No hubo heridos, todo quedó en un susto, pero que “no se debe dejar pasar”, por lo que ya presentó una denuncia de hechos.

Seis balas calibre 9 milímetros se estrellaron en la puerta del domicilio del vicepresidente de Cruz Azul, ubicado en la colonia Fuentes del Pedregal, una más ingresó por la ventana y otra se estrelló en una camioneta tipo Suburban.

Corrían alrededor de las 3:30 de la mañana del lunes. Agustín Góngora Contreras, al parecer empleado de la familia, presentó una denuncia en la agencia del Ministerio Público Número Uno de Tlalpan, donde se abrió la investigación, señalaron agencias de información.

“Hay que dejar que las cosas se investiguen y las autoridades hagan su trabajo para poder aclarar qué fue lo que pasó”, explicó.

“No señalo a nadie de lo ocurrido, sólo a quien resulte responsable de este acto”, advirtió el directivo.

El dirigente cementero ha denunciado en los últimos meses a Víctor Garcés, ex director jurídico de la Cooperativa Cruz Azul, y al presidente de la misma, su hermano, Guillermo Álvarez por una dudosa compra de unos terrenos destinados para la construcción de oficinas corporativas.

Alfredo solicitó la realización de una auditoría para esclarecer la forma en que se le han dado cauce a los recursos económicos dentro de su empresa.

Los resultados serán dados a conocer el día de este martes. El directivo no desechó la posibilidad de que se trate de una intimidación.
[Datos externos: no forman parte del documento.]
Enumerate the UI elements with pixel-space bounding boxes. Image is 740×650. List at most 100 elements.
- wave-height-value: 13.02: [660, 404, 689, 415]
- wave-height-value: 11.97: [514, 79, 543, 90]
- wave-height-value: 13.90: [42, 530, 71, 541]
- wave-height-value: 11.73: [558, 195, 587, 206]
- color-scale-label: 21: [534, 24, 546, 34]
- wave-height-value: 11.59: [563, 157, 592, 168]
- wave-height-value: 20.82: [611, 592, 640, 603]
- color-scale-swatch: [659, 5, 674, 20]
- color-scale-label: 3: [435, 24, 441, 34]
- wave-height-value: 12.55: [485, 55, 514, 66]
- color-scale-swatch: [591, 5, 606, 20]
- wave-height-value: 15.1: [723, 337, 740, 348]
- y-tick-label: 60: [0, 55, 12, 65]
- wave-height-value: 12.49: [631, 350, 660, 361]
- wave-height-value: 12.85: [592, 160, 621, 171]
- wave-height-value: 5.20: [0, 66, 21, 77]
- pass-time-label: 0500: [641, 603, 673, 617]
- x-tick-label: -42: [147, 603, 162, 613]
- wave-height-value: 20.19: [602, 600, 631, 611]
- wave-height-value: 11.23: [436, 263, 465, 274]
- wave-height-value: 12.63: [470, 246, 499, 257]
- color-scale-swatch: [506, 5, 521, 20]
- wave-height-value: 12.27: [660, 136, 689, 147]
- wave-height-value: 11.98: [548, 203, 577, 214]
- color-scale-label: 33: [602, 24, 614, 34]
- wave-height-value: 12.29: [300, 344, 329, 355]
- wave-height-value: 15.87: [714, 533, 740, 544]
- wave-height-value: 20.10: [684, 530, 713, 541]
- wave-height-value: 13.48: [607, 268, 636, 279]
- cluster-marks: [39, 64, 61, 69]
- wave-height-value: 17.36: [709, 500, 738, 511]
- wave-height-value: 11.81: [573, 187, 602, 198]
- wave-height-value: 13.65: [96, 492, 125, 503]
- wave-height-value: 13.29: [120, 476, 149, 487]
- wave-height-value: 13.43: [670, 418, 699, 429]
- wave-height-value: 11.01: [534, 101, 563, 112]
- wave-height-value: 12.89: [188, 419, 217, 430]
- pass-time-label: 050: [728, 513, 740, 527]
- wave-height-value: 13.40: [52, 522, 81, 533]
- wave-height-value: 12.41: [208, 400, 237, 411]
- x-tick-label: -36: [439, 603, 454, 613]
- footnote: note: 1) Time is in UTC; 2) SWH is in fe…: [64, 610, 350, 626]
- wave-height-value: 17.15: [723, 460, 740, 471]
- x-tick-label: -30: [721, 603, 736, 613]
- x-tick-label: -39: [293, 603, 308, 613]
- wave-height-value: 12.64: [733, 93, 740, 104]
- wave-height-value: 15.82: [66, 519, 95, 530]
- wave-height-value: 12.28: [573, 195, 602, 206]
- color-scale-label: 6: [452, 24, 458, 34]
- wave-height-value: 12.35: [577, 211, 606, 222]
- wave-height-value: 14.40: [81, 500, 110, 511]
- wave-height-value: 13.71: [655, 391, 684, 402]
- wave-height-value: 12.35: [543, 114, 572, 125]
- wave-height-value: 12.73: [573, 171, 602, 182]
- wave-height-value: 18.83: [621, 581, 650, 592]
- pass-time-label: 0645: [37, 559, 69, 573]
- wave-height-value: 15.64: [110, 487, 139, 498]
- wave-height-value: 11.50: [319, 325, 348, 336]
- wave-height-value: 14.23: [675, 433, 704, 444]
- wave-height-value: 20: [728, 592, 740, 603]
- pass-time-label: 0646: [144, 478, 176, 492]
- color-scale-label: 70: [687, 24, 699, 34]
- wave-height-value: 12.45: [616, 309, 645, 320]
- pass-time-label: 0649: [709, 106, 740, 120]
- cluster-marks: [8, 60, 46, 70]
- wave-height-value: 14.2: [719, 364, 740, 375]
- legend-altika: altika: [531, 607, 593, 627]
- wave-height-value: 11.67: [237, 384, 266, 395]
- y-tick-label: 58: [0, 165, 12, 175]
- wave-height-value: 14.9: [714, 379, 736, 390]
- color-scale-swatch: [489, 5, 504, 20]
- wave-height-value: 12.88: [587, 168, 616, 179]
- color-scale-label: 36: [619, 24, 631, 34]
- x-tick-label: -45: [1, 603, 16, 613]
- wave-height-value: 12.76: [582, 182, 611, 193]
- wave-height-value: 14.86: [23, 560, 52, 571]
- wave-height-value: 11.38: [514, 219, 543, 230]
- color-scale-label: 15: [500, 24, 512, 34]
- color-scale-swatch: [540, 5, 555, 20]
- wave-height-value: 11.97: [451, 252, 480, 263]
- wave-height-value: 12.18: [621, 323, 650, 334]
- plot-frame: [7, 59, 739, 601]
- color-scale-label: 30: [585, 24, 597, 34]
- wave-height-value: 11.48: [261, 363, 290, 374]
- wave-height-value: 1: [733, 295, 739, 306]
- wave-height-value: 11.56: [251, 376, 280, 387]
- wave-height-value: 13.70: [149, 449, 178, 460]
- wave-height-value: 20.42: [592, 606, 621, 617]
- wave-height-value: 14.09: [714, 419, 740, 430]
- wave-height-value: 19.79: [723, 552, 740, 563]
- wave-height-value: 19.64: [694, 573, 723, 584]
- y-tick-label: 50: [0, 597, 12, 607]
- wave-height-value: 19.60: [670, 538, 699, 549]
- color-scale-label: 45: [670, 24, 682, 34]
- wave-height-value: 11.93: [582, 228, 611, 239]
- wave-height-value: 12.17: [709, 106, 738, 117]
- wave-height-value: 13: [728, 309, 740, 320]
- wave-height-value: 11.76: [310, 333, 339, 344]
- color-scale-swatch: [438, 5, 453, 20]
“Tenemos que aclarar esta situación para que no haya dudas y sobre todo que no haya sospechas de que esto es algo que se viene dando en razón de lo que pasa en Cruz Azul.

“Se presentó una denuncia ante las autoridades correspondientes porque son cosas que no se pueden dejar pasar.

Es un asunto delicado y esperamos a que se investigue para más adelante veremos lo que resulta de todo esto”, expone el dirigente cementero vía telefónica.

El directivo señala que ya antes había recibido amenazas sobre un atentado en su contra, que se le hizo llegar a través de su secretaria y que se daría en su trayecto hacia Ciudad Cooperativa, en Jasso, Hidalgo.

“Lo único que espero es que este asunto no sea consecuencia de los trabajos que se están haciendo dentro de la organización con el objeto de aclarar cosas en su interior”.